I didn’t always. For a big chunk of my life, it was always somebody else’s holiday: before I embraced Christianity, it was too much about Jesus, and after, it was too much about buying and consuming. There was always something to be mad about at Christmastime. I even made a rule in my house: no Christmas decorations, or Christmas carols, or Christmas snacks, or Christmas movies, or Christmas anything before Thanksgiving. One holiday at a time, thank you very much.
My family’s reaction to this rule was to nod politely and ignore me. And year by year, I’ve banished my inner Grinch to the north pole, far enough away that he’s too lazy to bother me.
I managed to lighten up, embrace the wonderful aspects of the holiday season (there are many), and worry less about everything I think is wrong about how the rest of the world is doing it.
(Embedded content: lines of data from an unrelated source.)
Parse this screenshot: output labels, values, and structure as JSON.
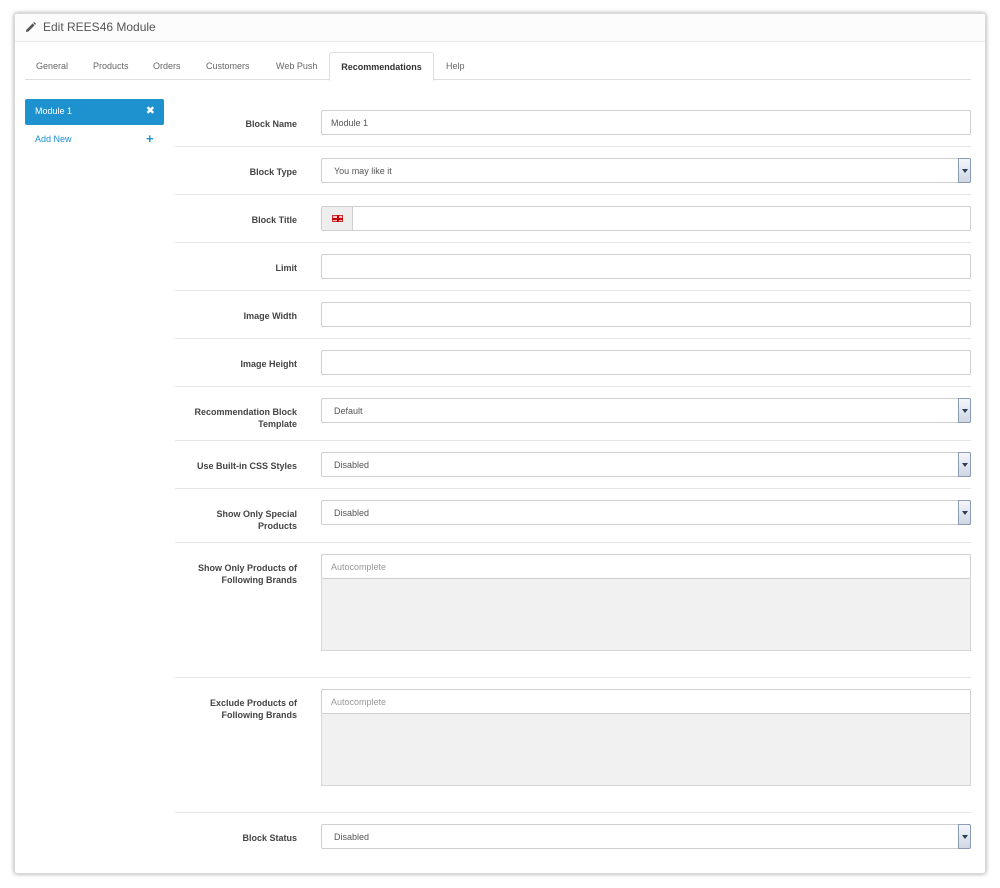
{
  "header": {
    "title": "Edit REES46 Module",
    "icon": "pencil-icon"
  },
  "tabs": [
    {
      "label": "General"
    },
    {
      "label": "Products"
    },
    {
      "label": "Orders"
    },
    {
      "label": "Customers"
    },
    {
      "label": "Web Push"
    },
    {
      "label": "Recommendations",
      "active": true
    },
    {
      "label": "Help"
    }
  ],
  "sidebar": {
    "active_module": "Module 1",
    "remove_glyph": "✖",
    "add_new": "Add New",
    "add_glyph": "+"
  },
  "accent_color": "#1e91cf",
  "form": {
    "block_name": {
      "label": "Block Name",
      "value": "Module 1"
    },
    "block_type": {
      "label": "Block Type",
      "value": "You may like it"
    },
    "block_title": {
      "label": "Block Title",
      "value": "",
      "flag_icon": "uk-flag-icon"
    },
    "limit": {
      "label": "Limit",
      "value": ""
    },
    "image_width": {
      "label": "Image Width",
      "value": ""
    },
    "image_height": {
      "label": "Image Height",
      "value": ""
    },
    "template": {
      "label": "Recommendation Block Template",
      "value": "Default"
    },
    "css_styles": {
      "label": "Use Built-in CSS Styles",
      "value": "Disabled"
    },
    "special_products": {
      "label": "Show Only Special Products",
      "value": "Disabled"
    },
    "include_brands": {
      "label": "Show Only Products of Following Brands",
      "placeholder": "Autocomplete"
    },
    "exclude_brands": {
      "label": "Exclude Products of Following Brands",
      "placeholder": "Autocomplete"
    },
    "block_status": {
      "label": "Block Status",
      "value": "Disabled"
    }
  }
}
So it’s a little bit funny to me to watch Christians tie themselves into knots over other people doing the season wrong, instead of embracing the peace and love and hope and joy Jesus is supposed to have brought to the world.
I’m not going to recount the history of the winter holiday. There are plenty of folks who have already done that in much greater detail than I can here. I’ll just say that civilizations around the northern hemisphere had already been celebrating with gifts and trees and feasts and songs at the winter solstice (which falls three or four days before Christmas, if you didn’t know) for thousands of years before Jesus came to earth, and it’s historically unlikely that Jesus was born on December 25th.
It’s true that the old pagan celebrations weren’t Christmas. They all had their own names, and many of their traditions have been absorbed into what we call Christmas today.
But knowing the holiday season was already old before there was such a thing as Christians makes many Christians’ hostility toward other holiday traditions seem strange and selfish, directly opposed to what the season is supposed to be about. Cries of Keep Christ in Christmas and complaints of the War on Christmas and taking offense at the phrase Happy holidays really boil down to people telling other people You’re doing it wrong. Watching the holiday theatrics is a little like watching a pair of three-year-olds fighting over a toy:
My holiday!
No, mine!
Mine!
Mine!
Usually, a fight like that ends with the toy broken and both kids in tears.
Let’s try to reduce the number of tears this holiday season. Let’s all try to embrace joy, and peace, and hope, and generosity, and thankfulness, and not worry so much about how other people are doing it.
Let’s all lighten up a little and let ourselves enjoy the season.